Henry Schein, Inc. v. Archer & White Sales, Inc., 586 U.S. ___ (2019)

Docket No. 17-1272
Granted: June 25, 2018
Argued: October 29, 2018
Decided: January 8, 2019
Justia Summary

Archer sued Schein, alleging violations of federal and state antitrust law and seeking both money damages and injunctive relief. The contract between the parties provided for arbitration of any dispute arising under or related to the agreement, except for actions seeking injunctive relief. Schein argued that because the rules governing the contract provide that arbitrators have the power to resolve arbitrability questions, an arbitrator—not the court—should decide whether the arbitration agreement applied. The Fifth Circuit affirmed the denial of Schein’s motion to compel arbitration.


Annotation
Primary Holding

Courts should enforce arbitration contracts according to their terms, including provisions that call for an arbitrator to decided gateway questions of arbitrability; the Federal Arbitration Act contains no "wholly groundless" exception.


Syllabus

NOTE: Where it is feasible, a syllabus (headnote) will be released, as is being done in connection with this case, at the time the opinion is issued. The syllabus constitutes no part of the opinion of the Court but has been prepared by the Reporter of Decisions for the convenience of the reader. See United States v. Detroit Timber & Lumber Co., 200 U. S. 321, 337.

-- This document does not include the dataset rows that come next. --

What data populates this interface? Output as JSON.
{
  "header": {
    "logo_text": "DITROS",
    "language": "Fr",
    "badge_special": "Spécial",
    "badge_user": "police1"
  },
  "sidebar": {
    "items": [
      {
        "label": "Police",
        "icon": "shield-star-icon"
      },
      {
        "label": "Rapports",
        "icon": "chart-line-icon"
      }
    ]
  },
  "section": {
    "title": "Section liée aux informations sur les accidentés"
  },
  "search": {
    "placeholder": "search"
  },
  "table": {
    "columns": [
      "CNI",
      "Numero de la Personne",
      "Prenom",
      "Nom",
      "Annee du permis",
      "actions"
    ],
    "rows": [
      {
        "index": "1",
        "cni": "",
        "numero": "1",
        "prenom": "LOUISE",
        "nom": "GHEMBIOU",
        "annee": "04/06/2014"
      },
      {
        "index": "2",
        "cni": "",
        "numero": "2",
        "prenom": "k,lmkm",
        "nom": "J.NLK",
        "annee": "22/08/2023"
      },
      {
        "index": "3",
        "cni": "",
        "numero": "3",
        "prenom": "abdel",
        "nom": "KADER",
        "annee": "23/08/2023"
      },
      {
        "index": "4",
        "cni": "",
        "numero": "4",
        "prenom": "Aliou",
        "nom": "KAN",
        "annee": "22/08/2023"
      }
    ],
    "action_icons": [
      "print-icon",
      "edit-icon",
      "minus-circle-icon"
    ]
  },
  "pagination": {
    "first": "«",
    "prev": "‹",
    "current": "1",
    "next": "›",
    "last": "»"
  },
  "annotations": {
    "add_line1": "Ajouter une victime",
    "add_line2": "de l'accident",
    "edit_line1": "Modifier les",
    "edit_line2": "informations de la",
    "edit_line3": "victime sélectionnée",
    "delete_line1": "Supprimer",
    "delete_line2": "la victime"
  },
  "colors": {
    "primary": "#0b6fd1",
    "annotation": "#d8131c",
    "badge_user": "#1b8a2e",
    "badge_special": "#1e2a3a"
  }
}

SUPREME COURT OF THE UNITED STATES

Syllabus

Henry Schein, Inc., et al. v. Archer & White Sales, Inc.

certiorari to the united states court of appeals for the fifth circuit

No. 17–1272. Argued October 29, 2018—Decided January 8, 2019


Opinions
NOTICE: This opinion is subject to formal revision before publication in the preliminary print of the United States Reports. Readers are requested to notify the Reporter of Decisions, Supreme Court of the United States, Washington, D. C. 20543, of any typographical or other formal errors, in order that corrections may be made before the preliminary print goes to press.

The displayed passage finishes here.